Aravindhan is a 1997 Indian Tamil-language film written and directed by newcomer T. Nagarajan, starring Sarath Kumar, Parthiban, Nagma, Oorvasi, Prakash Raj and Visu in lead and pivotal roles. The film marks the debut of noted music composer Yuvan Shankar Raja, musician Ilaiyaraaja's youngest son, and the debut of cinematographer R. Rathnavelu. The film is based on the 1968 Kilvenmani massacre, in which 44 people were burnt alive.

Plot 
Aravindhan is preparing to clear IPS to become a police officer. But after he sees Thamizhvannan, shown as a Naxalite, shot dead by police, Aravindhan starts a fight against police and corrupt politicians.

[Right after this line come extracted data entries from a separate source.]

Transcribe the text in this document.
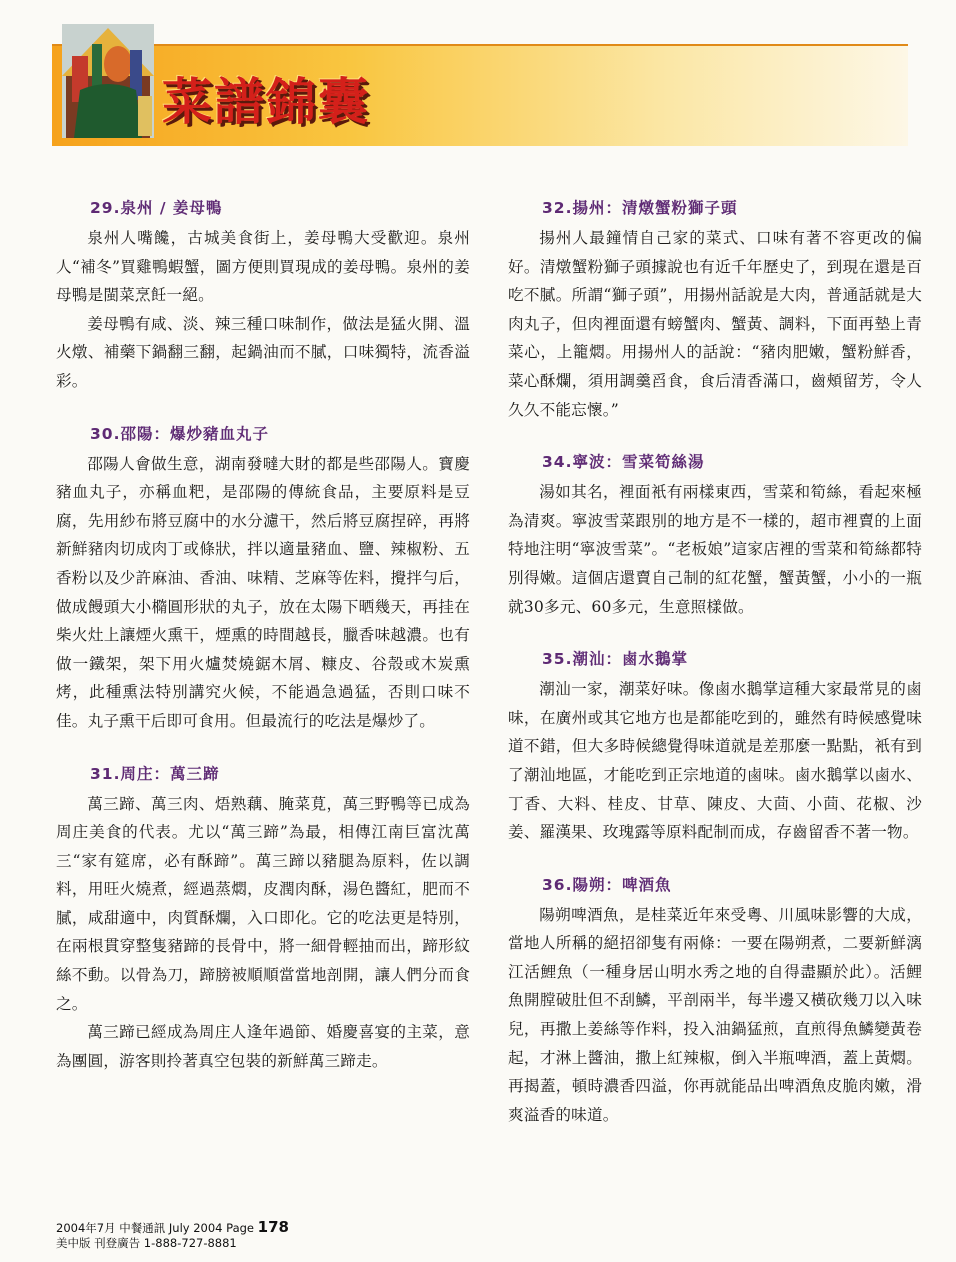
菜譜錦囊
29.泉州 / 姜母鴨

泉州人嘴饞，古城美食街上，姜母鴨大受歡迎。泉州人“補冬”買雞鴨蝦蟹，圖方便則買現成的姜母鴨。泉州的姜母鴨是閩菜烹飪一絕。

姜母鴨有咸、淡、辣三種口味制作，做法是猛火開、溫火燉、補藥下鍋翻三翻，起鍋油而不膩，口味獨特，流香溢彩。

30.邵陽：爆炒豬血丸子

邵陽人會做生意，湖南發噠大財的都是些邵陽人。寶慶豬血丸子，亦稱血粑，是邵陽的傳統食品，主要原料是豆腐，先用紗布將豆腐中的水分濾干，然后將豆腐捏碎，再將新鮮豬肉切成肉丁或條狀，拌以適量豬血、鹽、辣椒粉、五香粉以及少許麻油、香油、味精、芝麻等佐料，攪拌勻后，做成饅頭大小橢圓形狀的丸子，放在太陽下晒幾天，再挂在柴火灶上讓煙火熏干，煙熏的時間越長，臘香味越濃。也有做一鐵架，架下用火爐焚燒鋸木屑、糠皮、谷殼或木炭熏烤，此種熏法特別講究火候，不能過急過猛，否則口味不佳。丸子熏干后即可食用。但最流行的吃法是爆炒了。

31.周庄：萬三蹄

萬三蹄、萬三肉、焐熟藕、腌菜莧，萬三野鴨等已成為周庄美食的代表。尤以“萬三蹄”為最，相傳江南巨富沈萬三“家有筵席，必有酥蹄”。萬三蹄以豬腿為原料，佐以調料，用旺火燒煮，經過蒸燜，皮潤肉酥，湯色醬紅，肥而不膩，咸甜適中，肉質酥爛，入口即化。它的吃法更是特別，在兩根貫穿整隻豬蹄的長骨中，將一細骨輕抽而出，蹄形紋絲不動。以骨為刀，蹄膀被順順當當地剖開，讓人們分而食之。

萬三蹄已經成為周庄人逢年過節、婚慶喜宴的主菜，意為團圓，游客則拎著真空包裝的新鮮萬三蹄走。

32.揚州：清燉蟹粉獅子頭

揚州人最鐘情自己家的菜式、口味有著不容更改的偏好。清燉蟹粉獅子頭據說也有近千年歷史了，到現在還是百吃不膩。所謂“獅子頭”，用揚州話說是大肉，普通話就是大肉丸子，但肉裡面還有螃蟹肉、蟹黃、調料，下面再墊上青菜心，上籠燜。用揚州人的話說：“豬肉肥嫩，蟹粉鮮香，菜心酥爛，須用調羹舀食，食后清香滿口，齒頰留芳，令人久久不能忘懷。”

34.寧波：雪菜筍絲湯

湯如其名，裡面衹有兩樣東西，雪菜和筍絲，看起來極為清爽。寧波雪菜跟別的地方是不一樣的，超市裡賣的上面特地注明“寧波雪菜”。“老板娘”這家店裡的雪菜和筍絲都特別得嫩。這個店還賣自己制的紅花蟹，蟹黃蟹，小小的一瓶就30多元、60多元，生意照樣做。

35.潮汕：鹵水鵝掌

潮汕一家，潮菜好味。像鹵水鵝掌這種大家最常見的鹵味，在廣州或其它地方也是都能吃到的，雖然有時候感覺味道不錯，但大多時候總覺得味道就是差那麼一點點，衹有到了潮汕地區，才能吃到正宗地道的鹵味。鹵水鵝掌以鹵水、丁香、大料、桂皮、甘草、陳皮、大茴、小茴、花椒、沙姜、羅漢果、玫瑰露等原料配制而成，存齒留香不著一物。

36.陽朔：啤酒魚

陽朔啤酒魚，是桂菜近年來受粵、川風味影響的大成，當地人所稱的絕招卻隻有兩條：一要在陽朔煮，二要新鮮漓江活鯉魚（一種身居山明水秀之地的自得盡顯於此）。活鯉魚開膛破肚但不刮鱗，平剖兩半，每半邊又橫砍幾刀以入味兒，再撒上姜絲等作料，投入油鍋猛煎，直煎得魚鱗變黃卷起，才淋上醬油，撒上紅辣椒，倒入半瓶啤酒，蓋上黃燜。再揭蓋，頓時濃香四溢，你再就能品出啤酒魚皮脆肉嫩，滑爽溢香的味道。

2004年7月 中餐通訊 July 2004 Page 178
美中版 刊登廣告 1-888-727-8881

Aravindhan gets supported by the people for his strict fight against corruption. Anu loves Aravindhan, but her father does not accept the relation. The police wants to put Aravindhan in jail for the politicians, so Aravindhan goes into hiding. On the way, he hides in Gayathri's home. The police tries to catch Aravindhan but at the same time, thinks Gayathri tried to give shelter to Aravindhan, so Gayathri's father dies. Now Aravindhan understands that he has to save Gayathri, so he takes her with him to a factory area to stay.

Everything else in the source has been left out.